Loire-Atlantique : SOS médecins en grève pendant 24 heures à Nantes et Saint-Nazaire

SOS Médecins a annoncé un arrêt total de l'activité pendant 24 heures à partir de lundi 27 septembre 2021 à 8h pour alerter les Français sur la disparition programmée de la visite à domicile. L'antenne nantaise de SOS Médecins a effectué 92 000 visites de patients en 2019.

"Cela fait plus de 10 ans que nous ne nous sommes pas mis en grève", détaille le président de SOS Médecins Nantes, le docteur Boris Dumont. Ce qui souligne l'importance du mouvement de ce lundi.

Au niveau national, la fédération avait décidé début septembre d'appeler ses adhérents à une telle journée d'action afin d'obtenir une augmentation du tarif des visites à domicile, explique l'Agence France Presse, prévoyant d'en révéler la date au dernier moment pour éviter que "le mouvement soit tué dans l'oeuf" par des réquisitions précoces.

"Depuis plus de 15 ans, les moyens alloués à la visite à domicile sont insuffisants au regard des besoins des Français et du vieillissement de la population", estime SOS Médecins dans un communiqué, notant à titre d'exemple que "l'indemnité de déplacement de 10 euros pour les visites de jour n'a pas évolué depuis 15 ans". 

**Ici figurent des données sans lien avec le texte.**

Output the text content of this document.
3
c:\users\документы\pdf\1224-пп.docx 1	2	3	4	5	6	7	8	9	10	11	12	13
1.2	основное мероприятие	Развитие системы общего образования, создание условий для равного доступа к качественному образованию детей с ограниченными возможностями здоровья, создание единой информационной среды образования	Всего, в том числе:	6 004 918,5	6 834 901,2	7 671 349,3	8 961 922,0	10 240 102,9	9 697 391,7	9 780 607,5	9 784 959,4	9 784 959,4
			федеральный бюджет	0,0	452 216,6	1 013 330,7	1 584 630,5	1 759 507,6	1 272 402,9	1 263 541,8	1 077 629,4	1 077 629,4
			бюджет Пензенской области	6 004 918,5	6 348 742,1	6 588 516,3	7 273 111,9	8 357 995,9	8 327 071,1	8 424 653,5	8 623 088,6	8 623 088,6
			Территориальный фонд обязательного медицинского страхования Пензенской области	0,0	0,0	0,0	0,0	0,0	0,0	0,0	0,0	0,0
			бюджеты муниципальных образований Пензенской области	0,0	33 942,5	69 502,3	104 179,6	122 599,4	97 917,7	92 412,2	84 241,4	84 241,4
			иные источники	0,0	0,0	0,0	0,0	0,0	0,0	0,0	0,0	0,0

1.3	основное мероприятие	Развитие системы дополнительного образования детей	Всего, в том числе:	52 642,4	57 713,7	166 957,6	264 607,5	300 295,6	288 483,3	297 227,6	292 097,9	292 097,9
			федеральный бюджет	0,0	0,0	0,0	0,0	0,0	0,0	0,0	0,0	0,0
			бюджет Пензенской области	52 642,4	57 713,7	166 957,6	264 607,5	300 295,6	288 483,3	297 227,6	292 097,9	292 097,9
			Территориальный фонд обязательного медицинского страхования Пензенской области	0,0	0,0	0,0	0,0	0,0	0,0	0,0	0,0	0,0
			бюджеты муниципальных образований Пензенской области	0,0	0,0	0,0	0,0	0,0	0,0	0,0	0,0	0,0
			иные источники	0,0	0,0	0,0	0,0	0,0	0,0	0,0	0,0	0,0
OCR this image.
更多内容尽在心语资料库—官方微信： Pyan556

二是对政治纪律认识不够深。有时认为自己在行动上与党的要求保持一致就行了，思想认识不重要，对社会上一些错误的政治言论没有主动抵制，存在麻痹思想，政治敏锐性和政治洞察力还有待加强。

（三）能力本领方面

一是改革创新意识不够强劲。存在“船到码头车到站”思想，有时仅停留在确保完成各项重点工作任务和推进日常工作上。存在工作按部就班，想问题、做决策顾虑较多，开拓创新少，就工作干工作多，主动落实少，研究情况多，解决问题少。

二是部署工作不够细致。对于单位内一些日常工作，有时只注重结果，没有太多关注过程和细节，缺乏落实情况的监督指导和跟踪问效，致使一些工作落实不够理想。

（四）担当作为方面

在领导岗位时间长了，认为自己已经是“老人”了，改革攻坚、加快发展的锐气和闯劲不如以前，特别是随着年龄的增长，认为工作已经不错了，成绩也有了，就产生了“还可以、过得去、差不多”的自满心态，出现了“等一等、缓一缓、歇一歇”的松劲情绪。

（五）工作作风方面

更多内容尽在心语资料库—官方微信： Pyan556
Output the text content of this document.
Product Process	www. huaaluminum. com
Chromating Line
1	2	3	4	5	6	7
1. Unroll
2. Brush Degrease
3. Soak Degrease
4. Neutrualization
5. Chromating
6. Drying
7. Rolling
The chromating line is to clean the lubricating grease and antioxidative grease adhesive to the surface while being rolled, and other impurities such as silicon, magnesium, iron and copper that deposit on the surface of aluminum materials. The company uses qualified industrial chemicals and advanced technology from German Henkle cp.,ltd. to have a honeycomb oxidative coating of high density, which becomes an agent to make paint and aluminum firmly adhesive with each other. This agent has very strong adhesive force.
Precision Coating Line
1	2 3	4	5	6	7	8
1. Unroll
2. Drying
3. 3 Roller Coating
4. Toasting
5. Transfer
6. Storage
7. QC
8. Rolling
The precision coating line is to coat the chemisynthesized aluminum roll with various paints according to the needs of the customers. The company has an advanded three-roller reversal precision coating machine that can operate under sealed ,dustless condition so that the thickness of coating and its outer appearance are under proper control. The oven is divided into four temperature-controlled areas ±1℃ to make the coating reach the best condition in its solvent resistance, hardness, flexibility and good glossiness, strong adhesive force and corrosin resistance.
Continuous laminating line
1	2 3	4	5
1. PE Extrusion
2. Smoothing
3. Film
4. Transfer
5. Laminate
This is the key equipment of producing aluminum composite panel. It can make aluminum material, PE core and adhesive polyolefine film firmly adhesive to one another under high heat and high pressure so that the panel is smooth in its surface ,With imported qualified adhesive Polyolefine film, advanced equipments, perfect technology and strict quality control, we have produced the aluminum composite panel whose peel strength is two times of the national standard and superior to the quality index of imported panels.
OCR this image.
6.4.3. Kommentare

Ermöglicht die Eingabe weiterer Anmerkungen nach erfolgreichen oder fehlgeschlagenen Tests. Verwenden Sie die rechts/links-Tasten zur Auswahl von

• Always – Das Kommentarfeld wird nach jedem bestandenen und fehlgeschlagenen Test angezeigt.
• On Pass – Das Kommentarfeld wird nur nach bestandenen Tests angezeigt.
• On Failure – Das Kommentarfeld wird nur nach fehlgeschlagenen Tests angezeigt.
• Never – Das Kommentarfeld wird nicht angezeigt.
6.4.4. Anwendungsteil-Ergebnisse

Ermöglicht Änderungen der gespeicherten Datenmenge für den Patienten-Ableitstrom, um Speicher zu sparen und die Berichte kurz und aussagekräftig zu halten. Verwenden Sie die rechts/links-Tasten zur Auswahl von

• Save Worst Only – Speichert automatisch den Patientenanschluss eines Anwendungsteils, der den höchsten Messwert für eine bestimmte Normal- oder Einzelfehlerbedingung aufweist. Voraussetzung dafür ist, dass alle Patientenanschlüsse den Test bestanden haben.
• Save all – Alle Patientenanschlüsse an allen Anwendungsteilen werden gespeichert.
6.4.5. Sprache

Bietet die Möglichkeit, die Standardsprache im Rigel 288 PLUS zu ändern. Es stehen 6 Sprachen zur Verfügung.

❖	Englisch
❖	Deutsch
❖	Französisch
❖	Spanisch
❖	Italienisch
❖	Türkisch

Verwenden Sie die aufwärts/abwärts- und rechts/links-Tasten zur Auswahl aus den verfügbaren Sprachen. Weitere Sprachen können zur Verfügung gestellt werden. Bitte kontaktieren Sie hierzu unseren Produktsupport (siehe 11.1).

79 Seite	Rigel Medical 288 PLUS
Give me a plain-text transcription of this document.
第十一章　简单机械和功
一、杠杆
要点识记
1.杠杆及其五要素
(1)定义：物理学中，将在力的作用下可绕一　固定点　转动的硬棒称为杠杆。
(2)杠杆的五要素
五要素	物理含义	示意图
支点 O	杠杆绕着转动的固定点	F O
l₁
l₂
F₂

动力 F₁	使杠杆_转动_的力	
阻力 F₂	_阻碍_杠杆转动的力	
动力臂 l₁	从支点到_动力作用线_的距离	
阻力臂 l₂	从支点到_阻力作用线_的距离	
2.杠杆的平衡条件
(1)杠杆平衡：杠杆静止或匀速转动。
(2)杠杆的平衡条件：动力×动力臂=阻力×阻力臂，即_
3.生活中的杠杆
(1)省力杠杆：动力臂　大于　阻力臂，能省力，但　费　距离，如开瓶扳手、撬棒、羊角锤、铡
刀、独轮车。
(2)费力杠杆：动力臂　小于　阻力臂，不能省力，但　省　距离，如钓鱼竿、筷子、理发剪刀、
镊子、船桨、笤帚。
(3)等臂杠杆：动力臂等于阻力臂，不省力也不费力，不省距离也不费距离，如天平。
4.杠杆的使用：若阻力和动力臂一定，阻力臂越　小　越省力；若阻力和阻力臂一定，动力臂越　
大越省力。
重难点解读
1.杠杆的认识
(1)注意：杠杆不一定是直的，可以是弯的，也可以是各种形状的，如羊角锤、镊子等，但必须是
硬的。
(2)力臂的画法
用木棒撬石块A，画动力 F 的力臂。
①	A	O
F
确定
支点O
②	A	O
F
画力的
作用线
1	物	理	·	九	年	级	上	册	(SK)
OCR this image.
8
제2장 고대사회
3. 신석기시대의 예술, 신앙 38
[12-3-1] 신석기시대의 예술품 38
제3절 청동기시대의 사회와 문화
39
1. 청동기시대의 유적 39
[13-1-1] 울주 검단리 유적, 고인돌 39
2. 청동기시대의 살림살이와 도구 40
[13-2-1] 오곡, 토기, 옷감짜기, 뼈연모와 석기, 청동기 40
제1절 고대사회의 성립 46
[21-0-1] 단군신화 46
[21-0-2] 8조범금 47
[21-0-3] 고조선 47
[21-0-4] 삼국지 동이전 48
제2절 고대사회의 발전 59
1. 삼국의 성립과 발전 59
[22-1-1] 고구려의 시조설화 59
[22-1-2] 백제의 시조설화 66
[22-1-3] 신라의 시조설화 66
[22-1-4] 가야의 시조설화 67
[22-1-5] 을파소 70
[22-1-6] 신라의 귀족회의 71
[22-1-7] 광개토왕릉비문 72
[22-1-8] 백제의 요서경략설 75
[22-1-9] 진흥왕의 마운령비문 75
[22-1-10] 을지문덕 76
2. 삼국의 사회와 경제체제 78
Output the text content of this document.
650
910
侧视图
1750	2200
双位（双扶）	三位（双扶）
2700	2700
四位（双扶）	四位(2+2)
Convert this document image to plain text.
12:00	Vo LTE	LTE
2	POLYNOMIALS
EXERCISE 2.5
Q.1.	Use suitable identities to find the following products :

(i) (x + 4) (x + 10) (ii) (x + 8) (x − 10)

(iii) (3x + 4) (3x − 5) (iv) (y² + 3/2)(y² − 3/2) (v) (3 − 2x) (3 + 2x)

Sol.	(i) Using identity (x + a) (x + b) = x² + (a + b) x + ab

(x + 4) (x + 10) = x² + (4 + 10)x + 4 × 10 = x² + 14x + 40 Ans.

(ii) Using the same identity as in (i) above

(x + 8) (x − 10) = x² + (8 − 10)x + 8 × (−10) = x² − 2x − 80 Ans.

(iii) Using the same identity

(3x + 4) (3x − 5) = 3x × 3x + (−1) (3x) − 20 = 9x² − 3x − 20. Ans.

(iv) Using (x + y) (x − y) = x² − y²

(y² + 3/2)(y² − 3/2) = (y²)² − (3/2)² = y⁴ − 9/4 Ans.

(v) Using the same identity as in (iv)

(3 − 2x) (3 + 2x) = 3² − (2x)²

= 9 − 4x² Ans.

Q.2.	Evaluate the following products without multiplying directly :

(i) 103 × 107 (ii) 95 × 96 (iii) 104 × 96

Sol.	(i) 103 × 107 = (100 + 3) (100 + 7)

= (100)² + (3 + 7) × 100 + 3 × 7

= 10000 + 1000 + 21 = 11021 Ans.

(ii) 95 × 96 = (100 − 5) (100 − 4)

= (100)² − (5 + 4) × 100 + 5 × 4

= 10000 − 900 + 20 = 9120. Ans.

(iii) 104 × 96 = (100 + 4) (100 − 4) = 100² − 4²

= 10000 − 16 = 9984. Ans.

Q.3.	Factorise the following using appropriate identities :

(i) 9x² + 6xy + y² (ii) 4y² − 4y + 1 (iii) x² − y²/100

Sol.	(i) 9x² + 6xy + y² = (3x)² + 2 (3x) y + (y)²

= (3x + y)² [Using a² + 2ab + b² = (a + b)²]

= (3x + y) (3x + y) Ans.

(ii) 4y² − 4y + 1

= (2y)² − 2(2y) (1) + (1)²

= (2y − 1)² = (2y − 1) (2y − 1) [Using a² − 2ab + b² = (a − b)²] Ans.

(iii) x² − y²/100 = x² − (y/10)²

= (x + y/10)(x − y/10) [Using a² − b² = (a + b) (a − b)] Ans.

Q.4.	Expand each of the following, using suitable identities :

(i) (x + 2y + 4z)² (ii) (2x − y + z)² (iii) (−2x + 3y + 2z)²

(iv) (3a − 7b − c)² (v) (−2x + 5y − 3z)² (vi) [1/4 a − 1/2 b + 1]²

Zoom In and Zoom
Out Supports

"La conséquence principale de cette dévalorisation de la visite est un désengagement croissant des médecins généralistes de cette pratique", déplore la fédération, pour qui "la visite à domicile est en danger".

En Loire-Atlantique, deux centres s'occupent des urgences non vitales et de la permanence des soins 24 heures sur 24 et 365 jours sur 365.

L'un sur Nantes et l'autre sur Saint-Nazaire et la presqu'île Guérandaise (Saint-Nazaire, La Baule, Guérande).

Sur Nantes SOS médecins intervient à domicile sur 15 des 24 communes de l’agglomération nantaise, soit 92 % de la population de l’agglomération.

L'antenne nantaise a effectué 92 000 visites de malades en 2019, dont 44 000 en visite de continuité de soins.

Ce sont ces dernières qui sont au cœur du mouvement de grève selon le président de SOS Médecins Nantes.

Le Docteur Boris Dumont affirme qu'ils sont les seuls médecins à encore pratiquer ce type de visite.

"Sur l'agglomération nantaise, les médecins généralistes ne font quasiment plus de visites non programmés" insiste-t-il.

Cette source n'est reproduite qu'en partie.